Nesrie makes a good point about the origin stories of DA, they don't change much but they give YOU (the player) a deeper understanding and YOU (the character you play) some backstory in the game. Without the origins your just another n00b faced warden recruit.
In todays RPGs the choices ARE the "world view, personality, or even approach to other characters" role play of the past. They arn't really to do with the set storyline at all.
While the state machine argument is correct, one could make that argument of our own universe. But the fact is with many games you don't even get to make some basic choices. You don't choose your enemy, they choose you. You don't choose your solution, it chooses you. Heck, in Dragon Age, you don't even get to choose where you stand when a battle starts. The loss of these choices over many generations of games is, in part, due to a conversion of focus from content to superior look and feel. Some even see this as a good thing and I can't say they're wrong, just that it isn't my preference.
These are the types of things I'm talking about. In Mass Effect 2 do you get any choice but to work with Cerebus? No. There's a galaxy of societies, organizations, companies, governments, etc... and you have to work with this one, even if your character's world view strictly forbids it. What if you want to work with the villains? What if you want to choose non-involvement? What if you could concievebly argue for any other possible organization in the entire galaxy to be the one you work with? Well we didn't write that. What about Liara? Why can't I join her on tracking down the Shadow Broker and put off dealing with the Reapers? We didn't write that either. Check out our new artillery though! Looks cool when it explodes, huh?
I'm talking about the all too precious few moments in most games these days where you actually get to choose the problem domain, instead of simply being presented with it. But to offer this developers have to write more than one path through a game, write more content, account for more choices when presenting later situations, etc... but their hands are full with developing awesome art assets.
A good example is the way you build your Keep in NWN2. You want to focus on income at the expense of the people? Be prepared to deal with Harpers and others looking to convince you otherwise. You want a stable economy? Well now you might not have enough to keep things running. A simple "state machine" yes, but by the time you're done, it feels like you've built a nation and depending on your character, have a reason to fight for it. Or not, maybe you gave control completely over to others because you don't want to be a leader or you just don't care. Your choices affect whether these people live or die later, how many survive and what their fate is, how powerful the enemy gets, who your allies are, your reason for fighting, etc... Unfortunately it even doesn't go as far actually allowing you to side with the villains or trying to be autonomous from coming events, but it broke some ground. Choice is good and here you have a lot.

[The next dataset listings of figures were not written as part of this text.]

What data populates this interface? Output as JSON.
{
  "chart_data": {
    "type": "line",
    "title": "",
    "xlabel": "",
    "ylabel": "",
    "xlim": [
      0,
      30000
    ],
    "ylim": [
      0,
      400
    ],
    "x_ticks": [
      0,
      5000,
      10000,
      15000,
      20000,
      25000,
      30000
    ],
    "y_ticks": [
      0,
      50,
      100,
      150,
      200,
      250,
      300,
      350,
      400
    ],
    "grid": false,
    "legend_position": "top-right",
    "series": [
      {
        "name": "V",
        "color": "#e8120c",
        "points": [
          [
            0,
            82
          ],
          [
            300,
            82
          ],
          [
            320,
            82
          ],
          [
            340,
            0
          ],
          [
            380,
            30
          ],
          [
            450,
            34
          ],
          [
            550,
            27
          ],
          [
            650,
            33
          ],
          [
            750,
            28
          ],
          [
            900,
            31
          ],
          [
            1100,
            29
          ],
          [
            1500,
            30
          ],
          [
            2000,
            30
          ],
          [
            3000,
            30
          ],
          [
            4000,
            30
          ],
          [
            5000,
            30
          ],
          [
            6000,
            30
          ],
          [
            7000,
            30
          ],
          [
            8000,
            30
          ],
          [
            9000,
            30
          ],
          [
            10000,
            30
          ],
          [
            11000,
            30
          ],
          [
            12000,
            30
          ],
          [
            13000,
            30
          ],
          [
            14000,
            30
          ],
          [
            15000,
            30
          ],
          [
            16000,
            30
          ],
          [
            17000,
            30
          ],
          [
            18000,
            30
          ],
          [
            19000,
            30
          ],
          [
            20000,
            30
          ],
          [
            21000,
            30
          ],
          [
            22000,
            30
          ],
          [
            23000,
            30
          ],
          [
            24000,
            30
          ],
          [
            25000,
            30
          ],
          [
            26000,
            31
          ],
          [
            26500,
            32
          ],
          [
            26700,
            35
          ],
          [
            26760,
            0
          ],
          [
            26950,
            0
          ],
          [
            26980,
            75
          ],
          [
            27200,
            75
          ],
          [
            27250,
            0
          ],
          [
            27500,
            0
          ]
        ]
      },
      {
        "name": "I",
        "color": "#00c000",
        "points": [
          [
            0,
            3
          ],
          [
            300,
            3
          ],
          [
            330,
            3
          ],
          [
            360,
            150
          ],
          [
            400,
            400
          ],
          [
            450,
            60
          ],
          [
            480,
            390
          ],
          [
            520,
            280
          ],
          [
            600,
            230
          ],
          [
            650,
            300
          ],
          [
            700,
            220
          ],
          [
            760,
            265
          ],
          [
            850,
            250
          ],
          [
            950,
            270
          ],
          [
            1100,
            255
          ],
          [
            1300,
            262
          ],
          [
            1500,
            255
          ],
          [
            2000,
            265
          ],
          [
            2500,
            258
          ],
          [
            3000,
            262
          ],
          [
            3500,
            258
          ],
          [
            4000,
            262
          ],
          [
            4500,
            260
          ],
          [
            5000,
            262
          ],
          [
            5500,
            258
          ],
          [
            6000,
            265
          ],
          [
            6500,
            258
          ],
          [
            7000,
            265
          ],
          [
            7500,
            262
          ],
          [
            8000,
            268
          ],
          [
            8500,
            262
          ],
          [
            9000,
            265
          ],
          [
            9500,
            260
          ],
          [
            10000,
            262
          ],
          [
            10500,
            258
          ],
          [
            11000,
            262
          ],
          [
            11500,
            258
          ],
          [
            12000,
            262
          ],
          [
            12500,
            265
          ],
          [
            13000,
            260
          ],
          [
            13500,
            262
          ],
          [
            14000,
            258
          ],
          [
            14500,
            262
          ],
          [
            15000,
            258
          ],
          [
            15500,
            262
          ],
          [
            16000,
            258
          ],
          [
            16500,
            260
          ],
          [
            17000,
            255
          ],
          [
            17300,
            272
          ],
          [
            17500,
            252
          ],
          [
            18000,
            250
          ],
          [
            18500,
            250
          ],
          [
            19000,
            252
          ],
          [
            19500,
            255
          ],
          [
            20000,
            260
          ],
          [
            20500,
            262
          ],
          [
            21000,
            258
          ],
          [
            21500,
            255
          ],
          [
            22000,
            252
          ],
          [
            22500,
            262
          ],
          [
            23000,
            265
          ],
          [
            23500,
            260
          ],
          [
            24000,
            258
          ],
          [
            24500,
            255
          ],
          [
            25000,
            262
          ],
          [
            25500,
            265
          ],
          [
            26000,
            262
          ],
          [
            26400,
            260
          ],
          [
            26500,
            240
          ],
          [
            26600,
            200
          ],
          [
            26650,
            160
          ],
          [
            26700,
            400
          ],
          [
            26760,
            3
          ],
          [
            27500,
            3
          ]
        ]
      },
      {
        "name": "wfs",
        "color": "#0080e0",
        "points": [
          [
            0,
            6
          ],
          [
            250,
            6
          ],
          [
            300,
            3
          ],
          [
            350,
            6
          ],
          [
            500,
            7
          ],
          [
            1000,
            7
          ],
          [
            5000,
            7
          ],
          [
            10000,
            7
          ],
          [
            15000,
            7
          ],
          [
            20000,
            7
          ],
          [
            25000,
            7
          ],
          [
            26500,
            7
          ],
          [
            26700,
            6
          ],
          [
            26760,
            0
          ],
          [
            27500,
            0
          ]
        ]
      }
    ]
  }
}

We can also take Mass Effect 2 as an example, but in a different direction. Your choice of who ends up residing on the council may change some side quests that are offered, and even change the look of the Citadel and some other areas. But does that change who you ally with or what your goal is? Why can't you choose to just save Humanity and sell out the other races? With almost all Humans on the council would there really be the same problem with convincing them of a threat, especially if your character is focused on Diplomacy? Oh wait, Diplomacy is largely just another statistic to get you cheaper prices on weapons... There's only one solution to most situations and even if there is more than one "choice" the outcome is largely the same, with a small deviation like that maybe you lose access to an individual in your list of who comes to fight more aliens with you. About the coolest choice effect for me in this game is the chance at irreparable failure of your mission. Nice, but should this really be the Gold standard? Because there are those to point to it as such and dismiss any who would argue otherwise. Maybe not here, but I've had this conversation a few times.
It's this carte blanche acceptance of a "set storyline" that tweaks me the most though. It keeps the demand focused on art development instead of character or world development and it's why I would propose some find the industry in a state of decline today. In that view I'm inclined to agree with the OP. Sure, there's a market for these shiny new games, as has been demonstrated quite thoroughly, but to defend it as the only way to make a game, or to say there's no market for anything else dismisses larges groups of people out of hand. I think I and others are here then to voice our opinion on the subject and to demonstrate that there is a market for a product like this. I'm definitely not here to state that there shouldn't be a market for what we have now though.
Really what it comes down to is an expression of opinions and an intelligent discourse on their merit, which I'm glad to have found a good place to have that.